Tuesday, June 16, 2009

Oh Lord, May I Never Get Sick

A few years ago, I had a bulging disc in my neck that pinched a nerve. I was in a hell of a lot of pain, and my left arm was rendered fairly useless for a couple weeks. I knew there was nothing to do but wait it out, but my wife convinced me to go to a doctor. In the world of PPO/HMO, I had no clue what doctor to go to. I ended up going to the one closest to the abode. He ended up being a quack.

Since that son of a bitch got paid for every son-of-a-bitch service he provided, that son of a bitch had me going through every son-of-a-bitch test and treatment imaginable. I got an MRI, I got electric shock, I got a friggin' AIDS test. And every time I got a new test, the technician would ask, "What are you doing here?"

I'd respond, exasperated, "I have no fucking clue."

When it was all said and done, I still had a bulging disc, I was still in a lot of pain, and, only through my self-diagnosis of repeatedly, painfully moving my left arm, did that limb return to normal.

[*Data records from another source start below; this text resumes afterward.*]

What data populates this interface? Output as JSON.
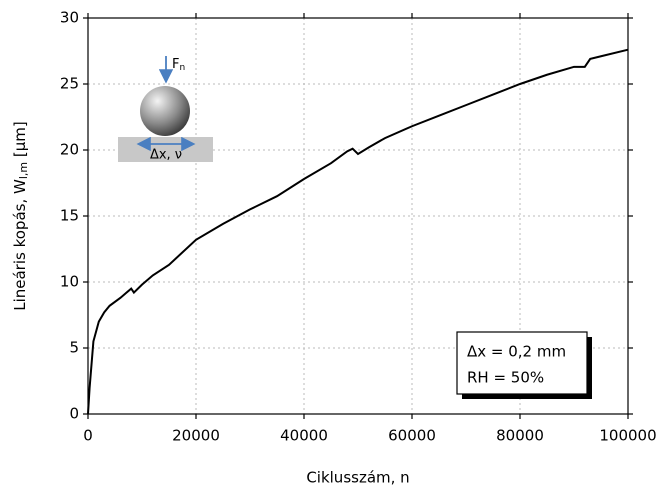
{
  "chart_data": {
    "type": "line",
    "xlabel": "Ciklusszám, n",
    "ylabel": {
      "main": "Lineáris kopás, W",
      "sub": "l,m",
      "unit": "[µm]"
    },
    "x": [
      0,
      300,
      1000,
      2000,
      3000,
      4000,
      6000,
      8000,
      8500,
      10000,
      12000,
      15000,
      20000,
      25000,
      30000,
      35000,
      40000,
      45000,
      48000,
      49000,
      50000,
      52000,
      55000,
      60000,
      65000,
      70000,
      75000,
      80000,
      85000,
      90000,
      92000,
      93000,
      95000,
      100000
    ],
    "series": [
      {
        "color": "#000000",
        "values": [
          0,
          2,
          5.5,
          7,
          7.7,
          8.2,
          8.8,
          9.5,
          9.2,
          9.8,
          10.5,
          11.3,
          13.2,
          14.4,
          15.5,
          16.5,
          17.8,
          19.0,
          19.9,
          20.1,
          19.7,
          20.2,
          20.9,
          21.8,
          22.6,
          23.4,
          24.2,
          25.0,
          25.7,
          26.3,
          26.3,
          26.9,
          27.1,
          27.6
        ]
      }
    ],
    "xlim": [
      0,
      100000
    ],
    "xticks": [
      0,
      20000,
      40000,
      60000,
      80000,
      100000
    ],
    "ylim": [
      0,
      30
    ],
    "yticks": [
      0,
      5,
      10,
      15,
      20,
      25,
      30
    ],
    "grid": true,
    "annotations": [
      "Δx = 0,2 mm",
      "RH = 50%"
    ],
    "inset": {
      "force": "F",
      "force_sub": "n",
      "motion": "Δx, ν"
    }
  }
}
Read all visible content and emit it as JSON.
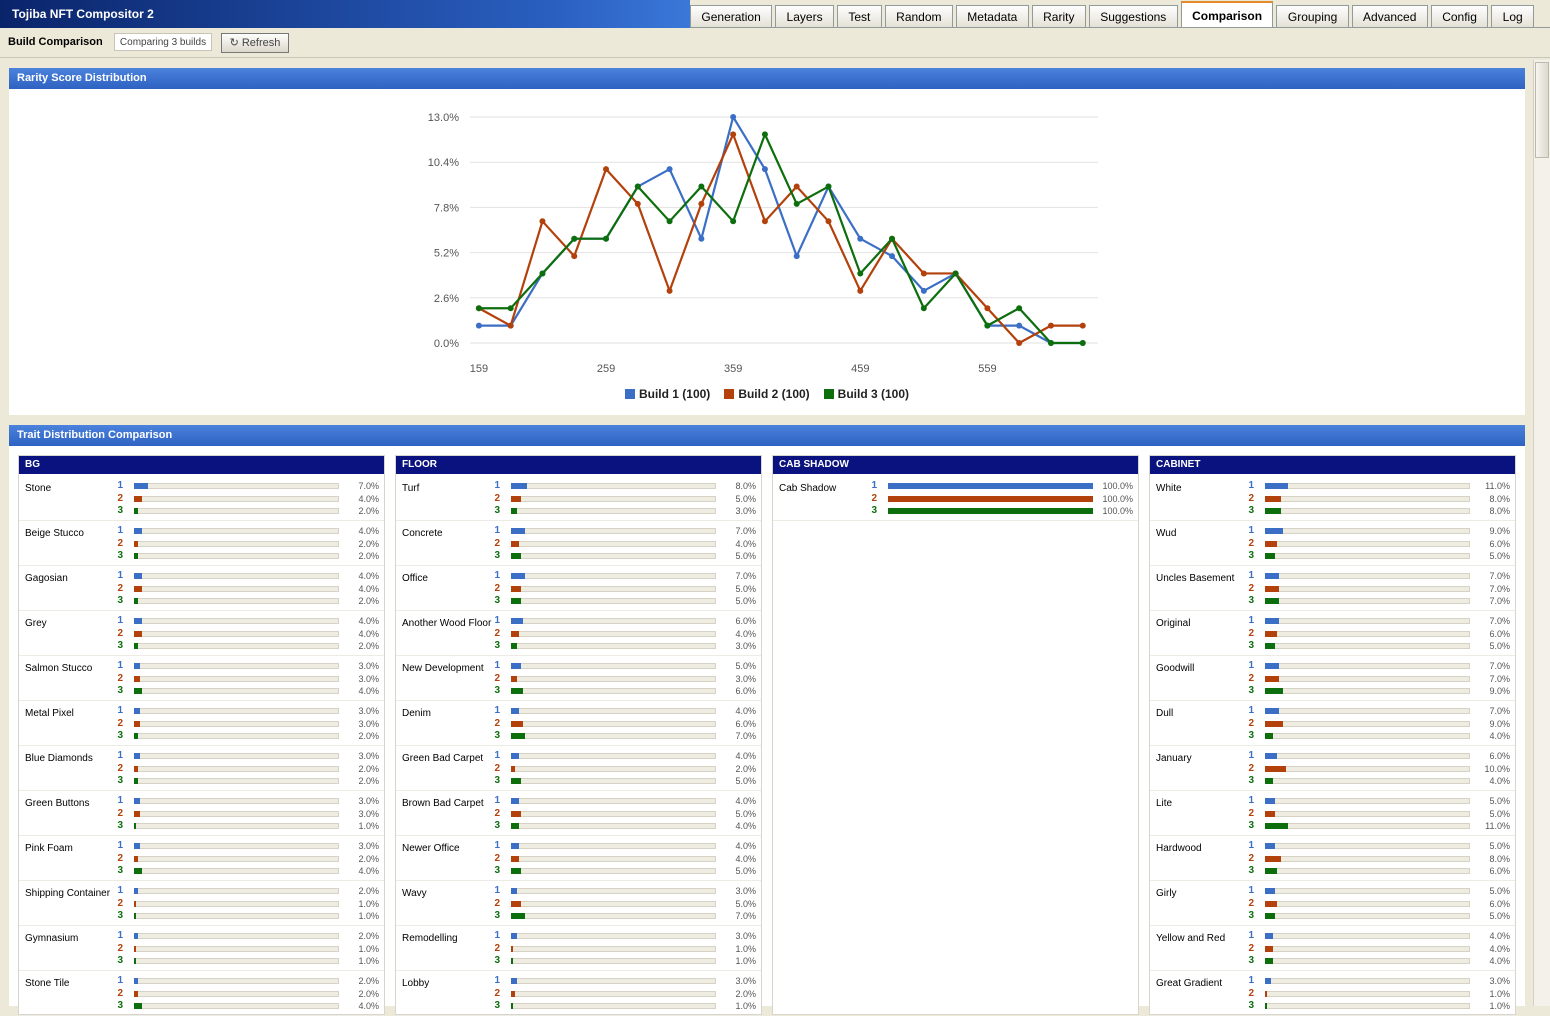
{
  "app_title": "Tojiba NFT Compositor 2",
  "tabs": [
    {
      "label": "Generation"
    },
    {
      "label": "Layers"
    },
    {
      "label": "Test"
    },
    {
      "label": "Random"
    },
    {
      "label": "Metadata"
    },
    {
      "label": "Rarity"
    },
    {
      "label": "Suggestions"
    },
    {
      "label": "Comparison",
      "active": true
    },
    {
      "label": "Grouping"
    },
    {
      "label": "Advanced"
    },
    {
      "label": "Config"
    },
    {
      "label": "Log"
    }
  ],
  "toolbar": {
    "title": "Build Comparison",
    "status": "Comparing 3 builds",
    "refresh": "Refresh"
  },
  "chart_data": {
    "type": "line",
    "title": "Rarity Score Distribution",
    "x": [
      159,
      184,
      209,
      234,
      259,
      284,
      309,
      334,
      359,
      384,
      409,
      434,
      459,
      484,
      509,
      534,
      559,
      584,
      609,
      634
    ],
    "series": [
      {
        "name": "Build 1 (100)",
        "color": "#3b6fc6",
        "values": [
          1,
          1,
          4,
          6,
          6,
          9,
          10,
          6,
          13,
          10,
          5,
          9,
          6,
          5,
          3,
          4,
          1,
          1,
          0,
          0
        ]
      },
      {
        "name": "Build 2 (100)",
        "color": "#b3410c",
        "values": [
          2,
          1,
          7,
          5,
          10,
          8,
          3,
          8,
          12,
          7,
          9,
          7,
          3,
          6,
          4,
          4,
          2,
          0,
          1,
          1
        ]
      },
      {
        "name": "Build 3 (100)",
        "color": "#0d6e0d",
        "values": [
          2,
          2,
          4,
          6,
          6,
          9,
          7,
          9,
          7,
          12,
          8,
          9,
          4,
          6,
          2,
          4,
          1,
          2,
          0,
          0
        ]
      }
    ],
    "xlim": [
      152,
      646
    ],
    "xticks": [
      159,
      259,
      359,
      459,
      559
    ],
    "ylim": [
      0,
      13
    ],
    "yticks": [
      {
        "value": 0,
        "label": "0.0%"
      },
      {
        "value": 2.6,
        "label": "2.6%"
      },
      {
        "value": 5.2,
        "label": "5.2%"
      },
      {
        "value": 7.8,
        "label": "7.8%"
      },
      {
        "value": 10.4,
        "label": "10.4%"
      },
      {
        "value": 13,
        "label": "13.0%"
      }
    ],
    "grid": true,
    "legend": "bottom"
  },
  "traits": {
    "title": "Trait Distribution Comparison",
    "build_labels": [
      "1",
      "2",
      "3"
    ],
    "xlim": [
      0,
      100
    ],
    "groups": [
      {
        "name": "BG",
        "traits": [
          {
            "name": "Stone",
            "values": [
              7,
              4,
              2
            ],
            "value_labels": [
              "7.0%",
              "4.0%",
              "2.0%"
            ]
          },
          {
            "name": "Beige Stucco",
            "values": [
              4,
              2,
              2
            ],
            "value_labels": [
              "4.0%",
              "2.0%",
              "2.0%"
            ]
          },
          {
            "name": "Gagosian",
            "values": [
              4,
              4,
              2
            ],
            "value_labels": [
              "4.0%",
              "4.0%",
              "2.0%"
            ]
          },
          {
            "name": "Grey",
            "values": [
              4,
              4,
              2
            ],
            "value_labels": [
              "4.0%",
              "4.0%",
              "2.0%"
            ]
          },
          {
            "name": "Salmon Stucco",
            "values": [
              3,
              3,
              4
            ],
            "value_labels": [
              "3.0%",
              "3.0%",
              "4.0%"
            ]
          },
          {
            "name": "Metal Pixel",
            "values": [
              3,
              3,
              2
            ],
            "value_labels": [
              "3.0%",
              "3.0%",
              "2.0%"
            ]
          },
          {
            "name": "Blue Diamonds",
            "values": [
              3,
              2,
              2
            ],
            "value_labels": [
              "3.0%",
              "2.0%",
              "2.0%"
            ]
          },
          {
            "name": "Green Buttons",
            "values": [
              3,
              3,
              1
            ],
            "value_labels": [
              "3.0%",
              "3.0%",
              "1.0%"
            ]
          },
          {
            "name": "Pink Foam",
            "values": [
              3,
              2,
              4
            ],
            "value_labels": [
              "3.0%",
              "2.0%",
              "4.0%"
            ]
          },
          {
            "name": "Shipping Container",
            "values": [
              2,
              1,
              1
            ],
            "value_labels": [
              "2.0%",
              "1.0%",
              "1.0%"
            ]
          },
          {
            "name": "Gymnasium",
            "values": [
              2,
              1,
              1
            ],
            "value_labels": [
              "2.0%",
              "1.0%",
              "1.0%"
            ]
          },
          {
            "name": "Stone Tile",
            "values": [
              2,
              2,
              4
            ],
            "value_labels": [
              "2.0%",
              "2.0%",
              "4.0%"
            ]
          }
        ]
      },
      {
        "name": "FLOOR",
        "traits": [
          {
            "name": "Turf",
            "values": [
              8,
              5,
              3
            ],
            "value_labels": [
              "8.0%",
              "5.0%",
              "3.0%"
            ]
          },
          {
            "name": "Concrete",
            "values": [
              7,
              4,
              5
            ],
            "value_labels": [
              "7.0%",
              "4.0%",
              "5.0%"
            ]
          },
          {
            "name": "Office",
            "values": [
              7,
              5,
              5
            ],
            "value_labels": [
              "7.0%",
              "5.0%",
              "5.0%"
            ]
          },
          {
            "name": "Another Wood Floor",
            "values": [
              6,
              4,
              3
            ],
            "value_labels": [
              "6.0%",
              "4.0%",
              "3.0%"
            ]
          },
          {
            "name": "New Development",
            "values": [
              5,
              3,
              6
            ],
            "value_labels": [
              "5.0%",
              "3.0%",
              "6.0%"
            ]
          },
          {
            "name": "Denim",
            "values": [
              4,
              6,
              7
            ],
            "value_labels": [
              "4.0%",
              "6.0%",
              "7.0%"
            ]
          },
          {
            "name": "Green Bad Carpet",
            "values": [
              4,
              2,
              5
            ],
            "value_labels": [
              "4.0%",
              "2.0%",
              "5.0%"
            ]
          },
          {
            "name": "Brown Bad Carpet",
            "values": [
              4,
              5,
              4
            ],
            "value_labels": [
              "4.0%",
              "5.0%",
              "4.0%"
            ]
          },
          {
            "name": "Newer Office",
            "values": [
              4,
              4,
              5
            ],
            "value_labels": [
              "4.0%",
              "4.0%",
              "5.0%"
            ]
          },
          {
            "name": "Wavy",
            "values": [
              3,
              5,
              7
            ],
            "value_labels": [
              "3.0%",
              "5.0%",
              "7.0%"
            ]
          },
          {
            "name": "Remodelling",
            "values": [
              3,
              1,
              1
            ],
            "value_labels": [
              "3.0%",
              "1.0%",
              "1.0%"
            ]
          },
          {
            "name": "Lobby",
            "values": [
              3,
              2,
              1
            ],
            "value_labels": [
              "3.0%",
              "2.0%",
              "1.0%"
            ]
          }
        ]
      },
      {
        "name": "CAB SHADOW",
        "traits": [
          {
            "name": "Cab Shadow",
            "values": [
              100,
              100,
              100
            ],
            "value_labels": [
              "100.0%",
              "100.0%",
              "100.0%"
            ]
          }
        ]
      },
      {
        "name": "CABINET",
        "traits": [
          {
            "name": "White",
            "values": [
              11,
              8,
              8
            ],
            "value_labels": [
              "11.0%",
              "8.0%",
              "8.0%"
            ]
          },
          {
            "name": "Wud",
            "values": [
              9,
              6,
              5
            ],
            "value_labels": [
              "9.0%",
              "6.0%",
              "5.0%"
            ]
          },
          {
            "name": "Uncles Basement",
            "values": [
              7,
              7,
              7
            ],
            "value_labels": [
              "7.0%",
              "7.0%",
              "7.0%"
            ]
          },
          {
            "name": "Original",
            "values": [
              7,
              6,
              5
            ],
            "value_labels": [
              "7.0%",
              "6.0%",
              "5.0%"
            ]
          },
          {
            "name": "Goodwill",
            "values": [
              7,
              7,
              9
            ],
            "value_labels": [
              "7.0%",
              "7.0%",
              "9.0%"
            ]
          },
          {
            "name": "Dull",
            "values": [
              7,
              9,
              4
            ],
            "value_labels": [
              "7.0%",
              "9.0%",
              "4.0%"
            ]
          },
          {
            "name": "January",
            "values": [
              6,
              10,
              4
            ],
            "value_labels": [
              "6.0%",
              "10.0%",
              "4.0%"
            ]
          },
          {
            "name": "Lite",
            "values": [
              5,
              5,
              11
            ],
            "value_labels": [
              "5.0%",
              "5.0%",
              "11.0%"
            ]
          },
          {
            "name": "Hardwood",
            "values": [
              5,
              8,
              6
            ],
            "value_labels": [
              "5.0%",
              "8.0%",
              "6.0%"
            ]
          },
          {
            "name": "Girly",
            "values": [
              5,
              6,
              5
            ],
            "value_labels": [
              "5.0%",
              "6.0%",
              "5.0%"
            ]
          },
          {
            "name": "Yellow and Red",
            "values": [
              4,
              4,
              4
            ],
            "value_labels": [
              "4.0%",
              "4.0%",
              "4.0%"
            ]
          },
          {
            "name": "Great Gradient",
            "values": [
              3,
              1,
              1
            ],
            "value_labels": [
              "3.0%",
              "1.0%",
              "1.0%"
            ]
          }
        ]
      }
    ]
  }
}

That son of a bitch had me in tears--not because of the pain (though that electric shock thing sucked ass)--but because of all the frustration I went through, and all I kept thinking was, "What if I were really sick? What kind of son-of-a-bitch bullshit would I be going through?"

Well today, for the second time in as many months, I have paid another outrageous amount for a prescription. The first one was for that smoking cessation drug. Today was for an antibiotic. I have an eye infection. I was just going to ride it out; but it's lasted about three weeks now, and it's pretty hard reading for a living with a pus-filled eye. So, I just dropped 68 son-of-a-bitch dollars for an eye dropper I'm only going to be using for the next five days.

I mean, I've dropped hundreds of dollars for two prescriptions for non-chronic/non-life-threatening conditions. Yeah, in the grand scheme of things, that's nothing at all. And that's what pisses me off. I can't help thinking, "What if I were really sick? What kind of son-of-a-bitch bullshit would I be going through?"

But hey, there's hope on the horizon. Our government's finally going to a single-payer health system, right?


Oh well, on the bright side, my next-door neighbor's screaming "Feelings" in Spanish at the top of his lungs. Life can't be all bad.


Utah Savage said...

I have a friend who has just been diagnosed with lung cancer. I'm the smoker, she's not. I believe in Western medicine, she doesn't. I'm the healthy one, she's probably dying. She won't go the traditional way of chemo, radiation, and surgery so she will die of her cancer. I'm disabled by bipolar disorder and take a handful of drugs every morning and every night to stay sane and keep my blood pressure and heart rhythm normal. But since I have single payer health care it isn't to bad, cost wise. Why her and not me? I have no family. She has four kids and six grandkids. I wouldn't mind dying. She has a lot to live for.

Shani said...

Don't get me started. There's nothing like taking the best (perhaps the only workable) solution off the table before you even begin to negotiate.

Max Reddick said...

I supposedly have very good health insurance, or so I have been told. But when I need to see a physician, I have to wait weeks for an appointment unless of course its an emergency and then I can be seen immediately after about a twelve hour wait at the emergency room and pay a hundred bucks. And then when I do get an appointment, I don't see the doctor, but a physician's assistant.

Yeah, this whole health care thing is looking more and more like a scam every day. I wonder what the rich folks do?